Due to improved medical techniques such as CT and radiotherapy todays children are more exposed to low-dose radiation than previous generations. However, little is known about the influence of low-dose radiation on the brain’s development. We hypothesize that altered functional connectivity of activated areas during pain processing can serve as a marker for disturbed brain development. In a mouse model we showed that functional connectivity during nociceptive stimulation after P10 irradiation is disrupted in cortical areas that mature postnatal. We could demonstrate that pain processing is influenced by low-dose irradiation which is in concordance with the brain’s developmental state.
Experimental design: 10 mice were whole body irradiated with 500 mGray 10 days after birth. Each of the adult irradiated animals as well as 10 naïve controls underwent an fMRI-session starting with a resting state (RS) measurement followed by a BOLD sequence and a second RS measurement and completed with an anatomical scan. Animals were anesthetized with 1.2% isoflurane in medical air and their body temperature was maintained at 37°C by warm water circulating via the holding cradle.
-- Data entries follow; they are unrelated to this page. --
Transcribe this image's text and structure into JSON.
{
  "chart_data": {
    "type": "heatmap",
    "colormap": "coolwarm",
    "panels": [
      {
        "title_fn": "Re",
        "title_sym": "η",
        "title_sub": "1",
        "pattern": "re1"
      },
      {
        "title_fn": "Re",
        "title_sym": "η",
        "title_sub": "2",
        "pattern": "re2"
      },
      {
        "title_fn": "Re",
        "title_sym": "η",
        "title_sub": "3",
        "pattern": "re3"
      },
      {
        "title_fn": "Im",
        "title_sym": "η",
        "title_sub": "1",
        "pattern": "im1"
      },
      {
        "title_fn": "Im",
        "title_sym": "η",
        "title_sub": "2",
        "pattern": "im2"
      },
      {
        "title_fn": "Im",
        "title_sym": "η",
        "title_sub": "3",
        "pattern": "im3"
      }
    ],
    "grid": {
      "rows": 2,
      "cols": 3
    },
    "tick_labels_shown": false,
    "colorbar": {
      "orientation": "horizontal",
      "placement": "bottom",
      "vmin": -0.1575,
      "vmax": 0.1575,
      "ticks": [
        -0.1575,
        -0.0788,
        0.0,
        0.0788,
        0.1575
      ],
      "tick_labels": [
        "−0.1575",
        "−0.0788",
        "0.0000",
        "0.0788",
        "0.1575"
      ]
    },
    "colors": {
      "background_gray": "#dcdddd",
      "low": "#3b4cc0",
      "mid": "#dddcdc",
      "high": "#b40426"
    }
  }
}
Image acquisition: MRI experiments were carried out using with a 4.7 T/40 cm horizontal bore actively shielded magnet BioSpec (BRUKER, Germany). Gradient system (200 mT/m) and whole-body birdcage resonator enabled homogenous excitation. An actively RF-decoupled 2x2 mouse phased array head coil was used to acquire brain images. First resting state scan consisted of 300 brain volumes acquired with a T2*-weighted single-shot gradient echo-based Echo Planar Imaging sequence (GE-EPI) covering 22 axial slices of the brain in 2 seconds (total time 10 minutes, TE=25.03 ms., TR= 2000 ms, in-plane resolution 391×391 μm, slice thickness 1 mm, matrix 64 ×64, FOV 25x25 mm). BOLD fMRI data were acquired using the same imaging sequence but with a k-space averaging of 2. A set of single thermal stimuli (40°,45°,50° and 55° ± 1°C, plateau for 5 s, ramp 15 s) was applied three times in 3 min 25 sec intervals by a Peltier element on the right hindpaw. Following a second RS scan, 22 corresponding anatomical T2 reference images (RARE, slice thickness 1 mm, field of view 25×25 mm, matrix 256×256, TR = 3000 ms, TEef =11.7 ms, NEX=5) were acquired.
Data processing: After motion correction, GLM analysis with separate predictors for each stimulation temperature, data were FDR thresholded (q<0.05), and different groups of activated voxels were labeled as belonging to 186 pain related brain structures based on the mouse atlas from Paxinos3. For functional connectivity analysis the average time courses of the activated voxels of each brain structure were corrected for global signal fluctuations by linear regression using the global mean as regressor. The graph theoretical approach implements the cross-correlation of residual time courses individually for each stimulus and animal and the resulting 186x186 cross-correlation matrices were averaged over animals. Differences in connectivity strength between groups were calculated using network based statistics (NBS)4. Resting state analysis was performed using a new approach combining classical seed correlation analysis and graph theory. For each animal and brain structure a central seed region was automatically defined and its average time course was correlated with every voxel time course in the brain. After defining the FDR corrected significant correlation voxels an asymmetric correlation matrix was created with the mean significant correlation value per brain structure for each seed region. The efficiency of information flow of the mean resting state networks per group was estimated using the small world index σ5.
1. Hayes DJ, Northoff G. Common brain activations for painful and non-painful aversive stimuli. BMC neuroscience 2012;13:60.
2. Hall P, Adami H-O, Trichopoulos D, et al. Effect of low doses of ionising radiation in infancy on cognitive function in adulthood: Swedish population based cohort study. BMJ 2004;328(7430):19.
3. Franklin KBJ, Paxinos G. The Mouse Brain in stereotaxic coordinates. Academic Press, New York, 3 Ed. 2008
4. Zalesky A, Fornito A, Bullmore ET. Network-based statistic: identifying differences in brain networks. NeuroImage 2010;53(4):1197-1207.
5. Watts DJ, Strogatz SH. Collective dynamics of 'small-world' networks. Nature 1998;393(6684):440-442.